The members of bicluster 26, information about their protein complex membership, and the conditions used to assemble the bicluster are shown.

Figure 4. A comparison of the information derived from (A) phenotypic profile data and (B) synthetic lethal data

Complex 113 (the PAF transcriptional complex) and 137 (the Sap30 histone deacetylase complex) were taken from the Gavin et al data set. Black arrows indicate genetic interactions derived from membership in the same phenotypic cluster; black boxes highlight these same interactions for members of the same complex. Blue arrows indicate synthetic lethal interactions between CDC73 and members of either complex. The figures include only the protein complex subunits that were members of a phenotype profile cluster.

Figure 5. Phenotype similarity between members of the same protein complex

Scores range from 0 (no phenotypes in common) to 1 (all phenotypes in common). Gray bars depict results for the 52 MIPS complexes in which two or more members with growth defects in at least one of the 21 conditions screened. The line depicts the averages and standard deviations of 1000 permutations of randomly generated complexes.

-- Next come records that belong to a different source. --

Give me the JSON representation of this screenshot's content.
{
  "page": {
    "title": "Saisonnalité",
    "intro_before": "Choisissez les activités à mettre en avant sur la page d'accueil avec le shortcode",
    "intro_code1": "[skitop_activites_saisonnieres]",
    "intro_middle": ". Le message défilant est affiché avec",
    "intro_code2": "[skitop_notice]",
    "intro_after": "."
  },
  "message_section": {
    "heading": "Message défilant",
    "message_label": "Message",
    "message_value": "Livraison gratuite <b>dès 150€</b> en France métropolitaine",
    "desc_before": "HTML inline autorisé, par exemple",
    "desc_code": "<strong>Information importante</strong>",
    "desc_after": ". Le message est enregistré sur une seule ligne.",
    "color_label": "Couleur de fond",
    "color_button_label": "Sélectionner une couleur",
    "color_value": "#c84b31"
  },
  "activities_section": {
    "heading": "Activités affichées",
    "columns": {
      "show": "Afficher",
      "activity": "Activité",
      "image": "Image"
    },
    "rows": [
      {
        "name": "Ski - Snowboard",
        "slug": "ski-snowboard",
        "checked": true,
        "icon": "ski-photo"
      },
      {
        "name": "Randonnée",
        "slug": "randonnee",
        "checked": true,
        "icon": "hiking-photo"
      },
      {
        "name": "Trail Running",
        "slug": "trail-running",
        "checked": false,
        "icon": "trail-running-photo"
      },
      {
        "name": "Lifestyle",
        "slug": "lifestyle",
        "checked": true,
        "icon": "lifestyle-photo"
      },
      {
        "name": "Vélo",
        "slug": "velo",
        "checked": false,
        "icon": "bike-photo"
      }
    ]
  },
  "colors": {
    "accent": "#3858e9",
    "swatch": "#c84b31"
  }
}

Figure 6. Using phenotype profiles to identify separable functions in pleiotropic genes

(A) General principle. For a pleiotropic gene (gene3) with growth defects in five conditions (1–3, 6, and 7), it is possible to partition these phenotypes into two sets of functions (blue and purple) based on the results of biclustering. (B) SNF1 example. SNF1 belongs to two biclusters with the phenotypes (HU=hydroxyurea, Gly=glycerol, Cd=cadmium, Cyh=cycloheximide, Caff=caffeine, Rap=rapamycin) outlined in blue and purple. Subsets of the genes present and GO functional categories enriched in each bicluster are also listed.

Figure 7. Distribution of the number of phenotypically defined functions (biclusters) assigned to the pleiotropic genes in this data set

Figure 8. Distribution of pleiotropy in our data and 1000 randomly generated sets.

Error bars represent ±1 standard deviation. These distributions are significantly different as assessed by the Kolmogorov–Smirnov test with a P-value of 9 × 10⁻⁷⁰.